Homework Assignment 1
Due September 26, 2001

William Stein

Date: Math 124 $\quad$ HARVARD UNIVERSITY $\quad$ Fall 2001

Instructions: Please work in groups, and acknowledge those you work with in your write up. Some of the problem below, such as ``factor a number'' can be quickly done with a computer. Feel free to do so, unless otherwise stated.

1. Let $p$ be a prime number and $r$ and integer such that $1\leq r < p$. Prove that $p$ divides the binomial coefficient
   $$\frac{p!}{r!(p-r)!}.$$
   You may not assume that this coefficient is a integer.

2. Compute the following gcd's using a pencil and the Euclidean algorithm:
   $$\gcd(15,35),\quad \gcd(247,299),\quad \gcd(51,897), \quad \gcd(136,304)$$

3. Using mathematical induction to prove that
   $$1+2+3 + \cdots + n = \frac{n(n+1)}{2},$$
   then find a formula for
   $$1 - 2 + 3 - 4 + \cdots \pm n = \sum_{a=1}^{n}(-1)^{a-1} a.$$

4. What was the most recent prime year? I.e., which of $2001, 2000, \ldots$ was it?

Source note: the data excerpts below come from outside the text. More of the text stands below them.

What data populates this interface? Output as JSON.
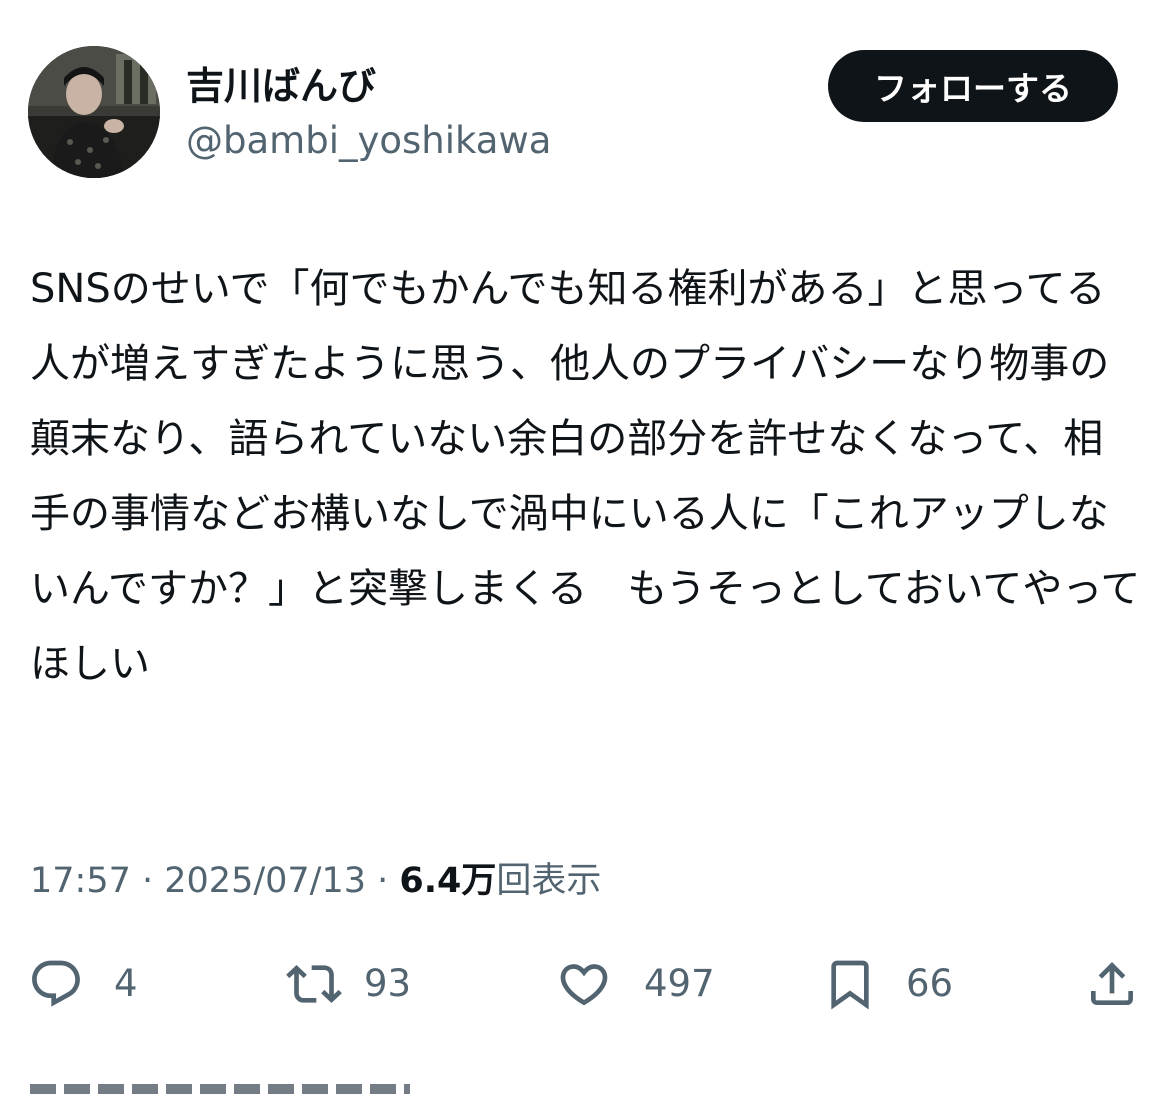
{
  "author": {
    "display_name": "吉川ばんび",
    "handle": "@bambi_yoshikawa",
    "avatar_icon": "profile-photo"
  },
  "follow_button": {
    "label": "フォローする"
  },
  "tweet": {
    "text": "SNSのせいで「何でもかんでも知る権利がある」と思ってる人が増えすぎたように思う、他人のプライバシーなり物事の顛末なり、語られていない余白の部分を許せなくなって、相手の事情などお構いなしで渦中にいる人に「これアップしないんですか？」と突撃しまくる　もうそっとしておいてやってほしい"
  },
  "meta": {
    "time": "17:57",
    "separator": " · ",
    "date": "2025/07/13",
    "views_count": "6.4万",
    "views_label": "回表示"
  },
  "actions": {
    "reply": {
      "icon": "reply-icon",
      "count": "4"
    },
    "retweet": {
      "icon": "retweet-icon",
      "count": "93"
    },
    "like": {
      "icon": "heart-icon",
      "count": "497"
    },
    "bookmark": {
      "icon": "bookmark-icon",
      "count": "66"
    },
    "share": {
      "icon": "share-icon"
    }
  },
  "colors": {
    "text_primary": "#0f1419",
    "text_secondary": "#536471",
    "button_background": "#0f1419",
    "button_text": "#ffffff",
    "background": "#ffffff"
  }
}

5. Use the Euclidean algorithm to find integers $x,\, y\in\mathbb{Z}$ such that
   $$2261x + 1275y = 17.$$
   [I did not tell you how to do this; see §1.8 of Davenport's book.]

6. Factor the year that you should graduate from Harvard as a product of primes. E.g., frosh answer $2005=5\times 401$.

7. 
   Write a PARI program to print ``Hello Kitty'' five times.

8. Let $f(x)\in\mathbb{Z}[x]$ be a polynomial with integer coefficients. Formulate a conjecture about when the set $\{ f(a) : a \in \mathbb{Z}$ and $f(a)$ is prime $\}$ is infinite. Give computational evidence for your conjecture.

9. Is it easy or hard for PARI to compute the gcd of two random 2000-digit numbers?

10. Prove that there are infinitely many primes of the form $6x-1$.

11. 1. Use PARI to compute
       $$\pi(2001) = \char93 \{$$    primes $$p \leq 2001\}.$$

    2. The prime number theorem predicts that $\pi(x)$ is asymptotic to $x/\log(x)$. How close is $\pi(2001)$ to $2001/\log(2001)$?